Por supuesto, los honorables caballeros y los leales soldados fieles a la reina se enfrentarían a la invasión como debían.
Contraatacaron a las hordas del mal que se arrastraban hacia ellos y el ejército, dirigido por la propia Reina Maga, se gloriaba victoria tras victoria.
Los refugiados del reino, que habían sido derrotados una y otra vez, se mostraban esperanzados al ver cómo la reina reunía a sus tropas para repeler el mal, pero tuvieron que pasar menos de treinta años para que esa esperanza se desmoronara poco a poco.
No son un grupo belicoso. Son débiles, promiscuos e indisciplinados, pero su moral es extrañamente alta y son extrañamente enérgicos.
Son un ejército de inadaptados, sin fe ni causa, sólo en busca de sórdidos placeres, y se lanzan ferozmente a la refriega.
No fue hasta hace tres años, cuando el Archidemonio al que había derrotado regresó ileso, que se dio cuenta de que no podían morir.
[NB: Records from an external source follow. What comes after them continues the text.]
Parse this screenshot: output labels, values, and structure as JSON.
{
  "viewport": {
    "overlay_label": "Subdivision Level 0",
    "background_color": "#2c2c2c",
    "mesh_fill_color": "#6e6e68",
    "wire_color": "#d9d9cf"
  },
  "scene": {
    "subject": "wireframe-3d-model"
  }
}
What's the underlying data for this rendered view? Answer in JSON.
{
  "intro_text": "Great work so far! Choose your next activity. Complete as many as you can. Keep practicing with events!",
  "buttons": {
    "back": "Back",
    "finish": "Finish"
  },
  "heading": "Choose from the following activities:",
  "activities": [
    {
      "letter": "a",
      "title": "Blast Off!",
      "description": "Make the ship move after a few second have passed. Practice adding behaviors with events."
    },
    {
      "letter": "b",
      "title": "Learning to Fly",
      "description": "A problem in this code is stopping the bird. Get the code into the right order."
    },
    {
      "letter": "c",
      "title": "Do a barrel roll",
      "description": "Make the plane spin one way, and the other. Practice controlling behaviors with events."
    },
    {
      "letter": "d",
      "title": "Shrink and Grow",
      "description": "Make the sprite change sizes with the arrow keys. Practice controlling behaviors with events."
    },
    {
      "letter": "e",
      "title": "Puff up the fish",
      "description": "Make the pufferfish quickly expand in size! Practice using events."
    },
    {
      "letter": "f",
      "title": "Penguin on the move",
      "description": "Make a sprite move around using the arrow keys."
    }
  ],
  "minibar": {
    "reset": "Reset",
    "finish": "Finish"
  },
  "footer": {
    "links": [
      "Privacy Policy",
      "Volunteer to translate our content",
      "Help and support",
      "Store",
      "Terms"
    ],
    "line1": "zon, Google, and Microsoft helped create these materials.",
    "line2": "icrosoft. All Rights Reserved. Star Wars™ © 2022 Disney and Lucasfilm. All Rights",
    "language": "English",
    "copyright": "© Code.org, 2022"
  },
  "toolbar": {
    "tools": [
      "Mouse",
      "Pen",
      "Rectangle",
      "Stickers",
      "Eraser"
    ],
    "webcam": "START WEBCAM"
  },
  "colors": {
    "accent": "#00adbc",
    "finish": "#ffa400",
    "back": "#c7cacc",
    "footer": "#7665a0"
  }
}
‘Esta guerra… nunca fue hecha para ser ganada’.
Resucitan incluso cuando mueren y se lanzan voluntariamente a la refriega porque no pueden morir.
La población de este lado está siendo diezmada constantemente, pero ellos siguen viniendo.
No importa cuántas victorias obtengan, no importa cuántos demonios maten, siempre vuelven.
Era una lucha irracional y la guerra se prolongaba interminablemente.
Cientos de soldados, arrastrados de los abarrotados campos de batalla tras repeler a decenas de miles de demonios, fueron corrompidos por horribles torturas y placeres.
Demonios vestidos con pieles humanas se infiltraron en el castillo real, corrompiendo a las doncellas en orgías.
Los cultos llenan las calles, proclamando que la búsqueda del placer sin límites es la salvación.
El reino se desmoronó mientras los caballeros de acero se corrompían, y los soldados que defendían su país apuntaban con sus lanzas a sus familias.
No puedo recordar el hermoso y pacífico paisaje de mi patria que una vez vi.
No puedo recordar los días en que las calles estaban llenas de gente riendo y jugando y esperando con ilusión el mañana…….
La fatalidad se acercaba.
[Reina, haz un trato conmigo]
El Archidemonio de mayor rango le ofreció un trato.
[Si aceptas la esencia de la corrupción y sobrevives durante cien años, dejaré de invadir este mundo y lo devolveré a su estado original].
¿Cómo pudo creerle?
Ni siquiera necesitaba preguntar.
El reino había caído, y lo único que quedaba era un castillo. Al final, su gente, sus soldados, sus caballeros… todos se perderían en la destrucción.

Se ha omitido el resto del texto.